Beginning in OpenShift 4.7, we are happy to announce that the Descheduler is now GA. This is great news for cluster administrators wishing to maintain balance in their clusters.
The Descheduler is an upstream Kubernetes subproject owned by SIG-Scheduling. Its purpose is to serve as a complement to the stock kube-scheduler, which assigns new pods to nodes based on the myriad criteria and algorithms it provides.
However, one limitation of the scheduler is that once a pod has been scheduled, changing cluster conditions are not considered to evaluate if the assigned node remains as the most viable location for that pod. The Descheduler resolves this by running a periodic assessment of all running pods in the cluster against their nodes.
The Descheduler provides a number of different “strategies” that check different criteria which may make a pod unsuitable for its current node or better suited on a different node. In OpenShift, we allow administrators to configure these strategies through the Descheduler Operator (an optional operator available in the OperatorHub marketplace).
In tech preview versions of the Descheduler Operator, we saw that the number of possible settings for the Descheduler was overly complex, confusing, and likely more than necessary for the majority of use cases. So in the GA release of the Descheduler Operator, we have stripped away most of those options for a set of predefined “profiles” to provide an easy, stable, and supportable set of operating configurations.
Those profiles are: AffinityAndTaints, TopologyAndDuplicates, and LifecycleAndUtilization. Each one groups similar Descheduler strategies into an intent-based profile. These can be enabled individually, or cumulatively, for a flexible administrative approach to cluster balancing. When enabled, these strategies will run over the whole cluster excluding OpenShift and Kubernetes system-critical namespaces and pods.
For users considering deploying the Descheduler in their cluster, below are a few identifying use cases and the matching profiles that would address them:
Frequently changing node taints: For this case, the AffinityAndTaints profile will check that all pods on a node can tolerate the taints on that node. If not, any violating pods will be evicted (as long as there is another node which they do tolerate).
High turnover of pods which cannot coexist with sensitive pods: In a situation where pods that cannot run together are being rescheduled, the AffinityAndTaints profile will also work, this time to ensure that inter-pod anti-affinity is always satisfied on nodes. For example, if you have a secure customer data back end with an anti-affinity against your web front end, the back end will not be initially scheduled on a node with a front-end pod. However if the front-end pod goes down, it could be rescheduled onto the same node as your back-end pod.
Spreading of similar pods across nodes: From Kubernetes v1.19, Pod Topology Spread Constraints are available by default. Topology spreading is a powerful tool for users to ensure that pods are evenly distributed among nodes. However, as the topology state changes (for example, nodes going up or down), running nodes may put certain topologies out of skew. The TopologyAndDuplicates strategy checks for hard topology spreading constraints and calculates the minimum number of pods that should be moved to bring a topology domain back within skew. The profile also looks for pods owned by the same controller (potentially without topology spread constraints) and tries to remove duplicate pods from the same node to rebalance them.

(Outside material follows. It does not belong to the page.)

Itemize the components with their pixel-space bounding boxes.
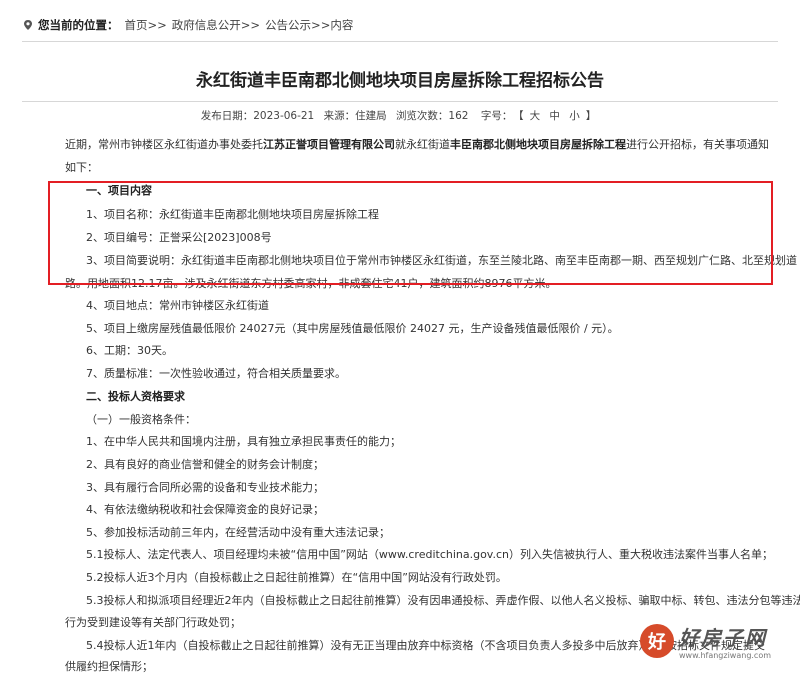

Long-running pods and cluster “freshness”: For clusters with low turnover, requested resource usage may become imbalanced. In addition, long-running stateless pods build large caches with data that may no longer be relevant. While the scheduler and Descheduler are not (currently) aware of “real load” used by running pods, the LifecycleAndUtilization profile tries to remove pods from “overutilized” nodes that can theoretically fit onto “underutilized” nodes, based on pod resource requests. It also evicts noncritical pods that have been running for at least 24 hours, taking advantage of good ephemeral design to prevent old “stale” pods from taking up resources.
While these are just a few examples of the possible use cases for the Descheduler, multiple profiles can also be enabled simultaneously into any combination that suits your needs. In the future, and as the upstream Descheduler project evolves, we may introduce more profiles or expose different settings through the Descheduler Operator.
We encourage users to give the Descheduler a try and provide feedback on their specific use case. This will help us to drive evolution of the Descheduler Operator in future releases, and help other users too.